Crédito: Reprodução/Montagem BdF DF
O banqueiro Daniel Vorcaro e o ex-presidente do Banco de Brasília (BRB), Paulo Henrique Costa, apresentaram contradições durante uma acareação conduzida pela Polícia Federal e pela Procuradoria-Geral da República, realizada em 30 de dezembro do ano passado.
O procedimento foi determinado pelo ministro Dias Toffoli, relator do inquérito que apura suspeitas de fraudes no Banco Master e a tentativa de negociação de ativos com o BRB. As oitivas ocorreram no âmbito da investigação que tramita no Supremo Tribunal Federal (STF).

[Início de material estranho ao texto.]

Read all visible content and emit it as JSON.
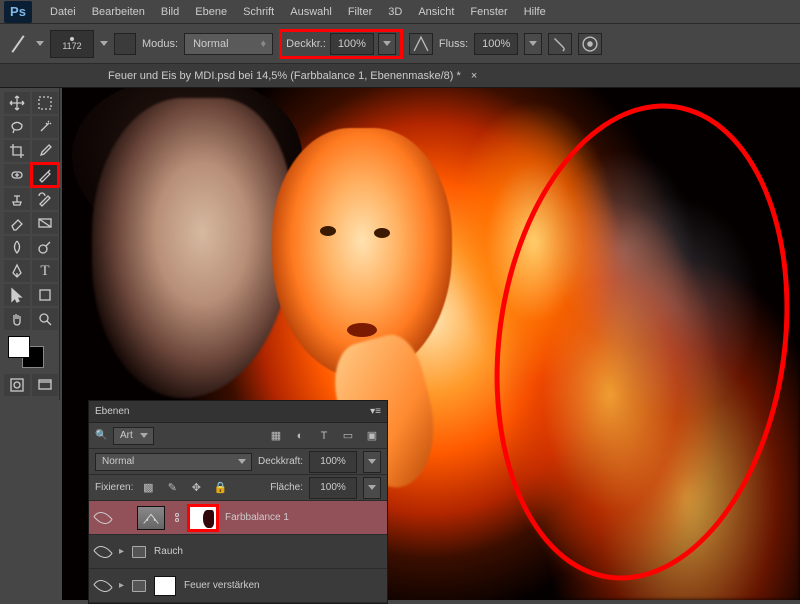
{
  "app": {
    "logo": "Ps"
  },
  "menu": [
    "Datei",
    "Bearbeiten",
    "Bild",
    "Ebene",
    "Schrift",
    "Auswahl",
    "Filter",
    "3D",
    "Ansicht",
    "Fenster",
    "Hilfe"
  ],
  "options": {
    "brush_size": "1172",
    "mode_label": "Modus:",
    "mode_value": "Normal",
    "opacity_label": "Deckkr.:",
    "opacity_value": "100%",
    "flow_label": "Fluss:",
    "flow_value": "100%"
  },
  "document": {
    "title": "Feuer und Eis by MDI.psd bei 14,5% (Farbbalance 1, Ebenenmaske/8) *",
    "close": "×"
  },
  "layers_panel": {
    "title": "Ebenen",
    "filter_label": "Art",
    "blend_mode": "Normal",
    "opacity_label": "Deckkraft:",
    "opacity_value": "100%",
    "lock_label": "Fixieren:",
    "fill_label": "Fläche:",
    "fill_value": "100%",
    "layers": [
      {
        "name": "Farbbalance 1"
      },
      {
        "name": "Rauch"
      },
      {
        "name": "Feuer verstärken"
      }
    ]
  }
}
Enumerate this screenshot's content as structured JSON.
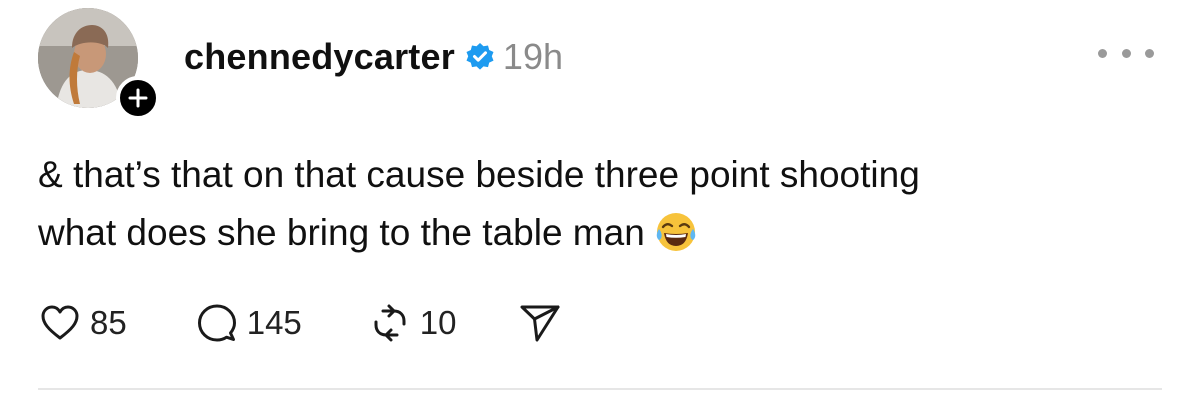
{
  "post": {
    "username": "chennedycarter",
    "timestamp": "19h",
    "text_lines": [
      "& that’s that on that cause beside three point shooting",
      "what does she bring to the table man"
    ],
    "emoji": "face-with-tears-of-joy",
    "actions": {
      "likes": "85",
      "replies": "145",
      "reposts": "10"
    }
  },
  "icons": {
    "verified": "verified-badge-icon",
    "follow": "plus-icon",
    "more": "more-horizontal-icon",
    "like": "heart-icon",
    "reply": "speech-bubble-icon",
    "repost": "repost-icon",
    "share": "send-icon"
  },
  "colors": {
    "verified_blue": "#1d9bf0",
    "timestamp_gray": "#8a8a8a",
    "text": "#101010"
  }
}
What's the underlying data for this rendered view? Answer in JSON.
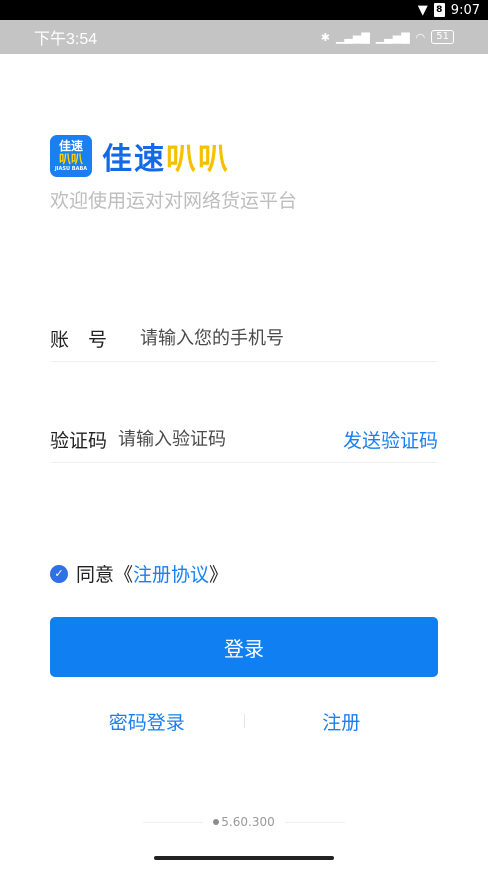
{
  "system_bar": {
    "time": "9:07",
    "battery": "8"
  },
  "status_bar": {
    "time": "下午3:54",
    "battery": "51"
  },
  "brand": {
    "icon_line1": "佳速",
    "icon_line2": "叭叭",
    "icon_line3": "JIASU BABA",
    "name_part1": "佳速",
    "name_part2": "叭叭",
    "tagline": "欢迎使用运对对网络货运平台"
  },
  "form": {
    "account_label": "账　号",
    "account_placeholder": "请输入您的手机号",
    "code_label": "验证码",
    "code_placeholder": "请输入验证码",
    "send_code": "发送验证码"
  },
  "agreement": {
    "prefix": "同意《",
    "link": "注册协议",
    "suffix": "》",
    "checked": true
  },
  "login_button": "登录",
  "links": {
    "password_login": "密码登录",
    "register": "注册"
  },
  "version": "5.60.300",
  "colors": {
    "primary": "#0f7ff2",
    "link": "#1a7ff0",
    "brand_yellow": "#f5c000"
  }
}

Durante o depoimento, Vorcaro afirmou que as carteiras de crédito da empresa Tirreno, ligada ao Banco Master, não pertenciam à instituição, mas tinham origem em investimentos de terceiros. Segundo ele, essa condição teria sido informada ao BRB durante as tratativas comerciais.
“A gente anunciou que faria a venda de originadores terceiros. A gente chegou a conversar que a gente começaria um novo formato de comercialização, que seria originada de terceiros, não mais originação própria”, declarou.
Na acareação, Paulo Henrique Costa apresentou versão diferente. O ex-dirigente do BRB afirmou que, à época das negociações, foi informado de que os créditos eram próprios do Banco Master, ainda que tivessem passado por operações com terceiros.
“No meu entendimento, eram carteiras originadas pelo Master, que haviam sido vendidas ou negociadas com terceiros e que o Master estava recomprando e revendendo para a gente”, disse.
As investigações da Polícia Federal apontam que a Tirreno teria funcionado como empresa de fachada, utilizada para simular operações de compra e venda de créditos, o que pode caracterizar irregularidades financeiras.
Em dezembro do ano passado, Dias Toffoli decidiu que o inquérito sobre o Banco Master deveria tramitar no STF, e não na Justiça Federal do Distrito Federal. A decisão levou em conta a citação de um deputado federal nas apurações, o que atrai a competência da Corte em razão do foro por prerrogativa de função.